Monica Doumit: Coverage varies on abuse – but why?

Reading Time: 4 minutes
Recent stories about the Jehovah’s Witnesses really brought to light just how unbalanced the media reporting is when it comes to the Catholic Church.
Recent stories about the Jehovah’s Witnesses really brought to light just how unbalanced the media reporting is when it comes to the Catholic Church.

A number of years ago, Fairfax journalist Jonathan Holmes defended the sustained criticism on the Church and other institutions that had perpetrated and covered up child sexual abuse as reasonable, and something that we should not characterise as attacks nor complain about as unjust.

He had a point. Sometimes, we deserve a whack in the media by journalists who are only doing their job.

I know I have written this many times before, but Jesus told us that those who knew the master’s will and did not do it will be punished more severely than those who did not (Luke 12:47-48).

If we believe that the Church holds the fullness of the truth, and we do, then we also believe that we will be held to a higher standard by God. Why not by the media as well?

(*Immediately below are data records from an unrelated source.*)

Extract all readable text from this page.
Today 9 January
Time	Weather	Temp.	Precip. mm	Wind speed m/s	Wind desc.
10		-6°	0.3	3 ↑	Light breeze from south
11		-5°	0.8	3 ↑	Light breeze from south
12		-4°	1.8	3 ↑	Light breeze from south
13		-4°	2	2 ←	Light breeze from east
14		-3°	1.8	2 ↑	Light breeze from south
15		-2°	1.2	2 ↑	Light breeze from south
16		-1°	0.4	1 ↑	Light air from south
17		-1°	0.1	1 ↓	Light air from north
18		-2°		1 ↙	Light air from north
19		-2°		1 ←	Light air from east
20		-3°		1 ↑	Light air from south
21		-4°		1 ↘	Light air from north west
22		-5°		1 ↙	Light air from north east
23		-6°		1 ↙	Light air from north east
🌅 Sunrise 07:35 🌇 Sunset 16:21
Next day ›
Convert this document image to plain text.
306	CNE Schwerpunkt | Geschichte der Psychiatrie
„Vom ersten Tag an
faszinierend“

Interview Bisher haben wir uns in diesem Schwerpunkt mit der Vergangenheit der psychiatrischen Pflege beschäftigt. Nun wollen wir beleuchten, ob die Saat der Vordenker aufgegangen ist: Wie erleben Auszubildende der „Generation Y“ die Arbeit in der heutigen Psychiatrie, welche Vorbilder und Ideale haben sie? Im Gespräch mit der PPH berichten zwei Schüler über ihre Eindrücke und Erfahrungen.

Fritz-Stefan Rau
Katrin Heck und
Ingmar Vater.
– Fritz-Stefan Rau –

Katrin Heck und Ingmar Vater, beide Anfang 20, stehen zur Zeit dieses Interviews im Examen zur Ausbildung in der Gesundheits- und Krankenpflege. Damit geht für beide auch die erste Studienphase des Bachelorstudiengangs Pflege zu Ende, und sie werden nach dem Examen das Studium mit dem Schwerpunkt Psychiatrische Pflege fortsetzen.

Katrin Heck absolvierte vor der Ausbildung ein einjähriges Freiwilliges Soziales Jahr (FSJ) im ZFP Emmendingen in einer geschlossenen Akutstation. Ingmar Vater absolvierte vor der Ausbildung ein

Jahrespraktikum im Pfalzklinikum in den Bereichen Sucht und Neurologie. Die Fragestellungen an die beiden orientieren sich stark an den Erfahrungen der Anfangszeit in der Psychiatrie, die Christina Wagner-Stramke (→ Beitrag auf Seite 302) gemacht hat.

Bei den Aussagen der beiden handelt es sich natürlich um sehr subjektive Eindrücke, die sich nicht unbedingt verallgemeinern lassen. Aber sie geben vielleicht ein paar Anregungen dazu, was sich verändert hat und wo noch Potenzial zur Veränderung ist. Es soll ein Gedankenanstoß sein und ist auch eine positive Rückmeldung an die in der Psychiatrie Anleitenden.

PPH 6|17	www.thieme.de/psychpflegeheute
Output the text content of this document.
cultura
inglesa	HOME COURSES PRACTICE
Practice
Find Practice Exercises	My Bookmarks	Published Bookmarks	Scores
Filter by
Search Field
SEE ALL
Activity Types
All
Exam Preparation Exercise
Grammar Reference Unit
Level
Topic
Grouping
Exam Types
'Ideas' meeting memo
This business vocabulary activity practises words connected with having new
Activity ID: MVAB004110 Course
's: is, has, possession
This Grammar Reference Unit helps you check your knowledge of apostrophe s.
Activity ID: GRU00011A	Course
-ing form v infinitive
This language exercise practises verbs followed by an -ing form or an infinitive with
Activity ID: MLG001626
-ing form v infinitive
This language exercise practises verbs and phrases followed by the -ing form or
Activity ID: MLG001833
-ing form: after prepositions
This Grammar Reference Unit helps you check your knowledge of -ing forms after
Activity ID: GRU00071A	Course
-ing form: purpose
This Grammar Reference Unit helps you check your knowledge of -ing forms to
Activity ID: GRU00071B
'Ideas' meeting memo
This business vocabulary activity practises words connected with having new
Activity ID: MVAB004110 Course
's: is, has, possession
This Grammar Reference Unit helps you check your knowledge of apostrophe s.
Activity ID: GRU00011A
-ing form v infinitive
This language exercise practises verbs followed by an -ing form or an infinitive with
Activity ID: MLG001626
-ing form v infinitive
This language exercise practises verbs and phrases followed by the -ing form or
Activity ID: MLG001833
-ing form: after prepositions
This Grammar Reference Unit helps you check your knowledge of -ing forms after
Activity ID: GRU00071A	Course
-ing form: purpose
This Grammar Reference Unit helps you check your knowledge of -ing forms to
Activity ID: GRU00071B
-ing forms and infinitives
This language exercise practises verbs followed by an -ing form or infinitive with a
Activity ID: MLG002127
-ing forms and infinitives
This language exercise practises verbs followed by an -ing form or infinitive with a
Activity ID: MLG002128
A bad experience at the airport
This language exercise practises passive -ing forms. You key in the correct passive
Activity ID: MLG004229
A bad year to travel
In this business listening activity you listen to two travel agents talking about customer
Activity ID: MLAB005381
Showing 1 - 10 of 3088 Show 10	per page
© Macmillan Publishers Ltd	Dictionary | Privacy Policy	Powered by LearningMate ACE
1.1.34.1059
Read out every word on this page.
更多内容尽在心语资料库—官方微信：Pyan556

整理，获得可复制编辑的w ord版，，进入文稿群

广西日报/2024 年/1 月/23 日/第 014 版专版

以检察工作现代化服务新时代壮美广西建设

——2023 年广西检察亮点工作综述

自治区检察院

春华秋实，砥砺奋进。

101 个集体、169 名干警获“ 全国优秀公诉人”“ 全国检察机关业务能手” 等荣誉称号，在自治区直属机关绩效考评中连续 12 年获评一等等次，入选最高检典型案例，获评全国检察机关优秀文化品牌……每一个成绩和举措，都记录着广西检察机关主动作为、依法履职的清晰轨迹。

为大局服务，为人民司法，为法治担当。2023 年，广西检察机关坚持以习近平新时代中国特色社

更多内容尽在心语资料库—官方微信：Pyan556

While I know this to be true, a couple of recent stories about the Jehovah’s Witnesses really brought to light just how unbalanced the media reporting is when it comes to the Catholic Church.

For those who don’t remember, the Jehovah’s Witnesses had the worst rates of child sexual abuse and cover up of any institution examined by the Royal Commission.

The Jehovah’s Witnesses told the Royal Commission that they had 1,006 alleged perpetrators of child sexual abuse between 1950 and 2016, relating to at least 1,800 alleged victims.

The hearing room of the Royal Commission into Institutional Responses to Child Sexual Abuse. Photo: childabuseroyalcommission.gov.au

Half of the perpetrators had confessed to their crimes, but not a single one had been reported to the police by the time the Royal Commission began.

While these are numerically lower than the 4,445 complaints of abuse made against 1,880 alleged perpetrators in Catholic institutions, the Catholic population in Australia is and always has been about 80 times greater than the population of Jehovah’s Witnesses.

Today, there are about 5.3 million Catholics in Australia, compared to about 68,000 Jehovah’s Witnesses.

Despite this, the Jehovah’s Witnesses received scant attention from both the media and the Royal Commission itself.

The Royal Commission’s “wrap up” hearing for the Jehovah’s Witnesses lasted just a few hours and got very little media coverage, while the equivalent “wrap up” hearing for the Catholic Church spanned three weeks and was reported on widely and prominently.

In recent weeks, the same disinterest from the media has been evident in two abuse-related stories about the Jehovah’s Witnesses which, if they had occurred in the Catholic Church, would have been front-page news.

The first was a small story buried (to use a newspaper term) at the bottom of page 13 in The Sunday Telegraph last month.

It has been alleged that since the Royal Commission was announced in 2012, the Jehovah’s Witnesses has quietly restructured its legal status, sold off its assets and moved the proceeds offshore.

The Jehovah’s Witnesses reported $150 million in income since 2014, and that it was operating at a surplus in 2015-17.

But during the past few years, more than $100 million of this has been sent offshore as aid and donations, and the group is reporting it has been operating at a loss over the last two years.

The effect of this is that there is no money available in Australia to meet the estimated $132 million liability it will have to survivors of abuse under the National Redress Scheme.

One week later, the Jehovah’s Witnesses confirmed to Channel 10’s The Project that it would not be joining the National Redress Scheme.

In a statement to The Project, the Jehovah’s Witnesses argued that they did not have to join the redress scheme designed for institutions, because they do not have the same institutional settings as other faiths, such as the operation of orphanages or boarding schools, youth groups or hospitals.

In its story, The Project reporters did not seek an explanation as to why the Jehovah’s Witnesses had such high rates of abuse notwithstanding the lack of institutional care of children, nor did it raise any questions at all about the financial scandals that appeared in the paper just the week before.

Jehovah’s Witnesses wait to offer passers-by promotional literature outside the British Museum. Photo: Philafrenzy/Wikimedia Commons, CC
Jehovah’s Witnesses wait to offer passers-by promotional literature outside the British Museum. Photo: Philafrenzy/Wikimedia Commons, CC

Dare I say that if it were any Catholic institution, we would have had rolling coverage, media camped outside St Mary’s Cathedral, and countless talkback hours dedicated to the evils of the Church, not to mention public threats made by politicians and motions condemning the Church and her leaders passed in every house of parliament.

But apart from a few small stories, the silence from all corners was deafening.

None of this means that the Church didn’t deserve the criticism it received over the abuse scandal.

Of course we did. As I said before, the Lord holds us to a higher standard, so we should hold ourselves to one, and invite others to as well.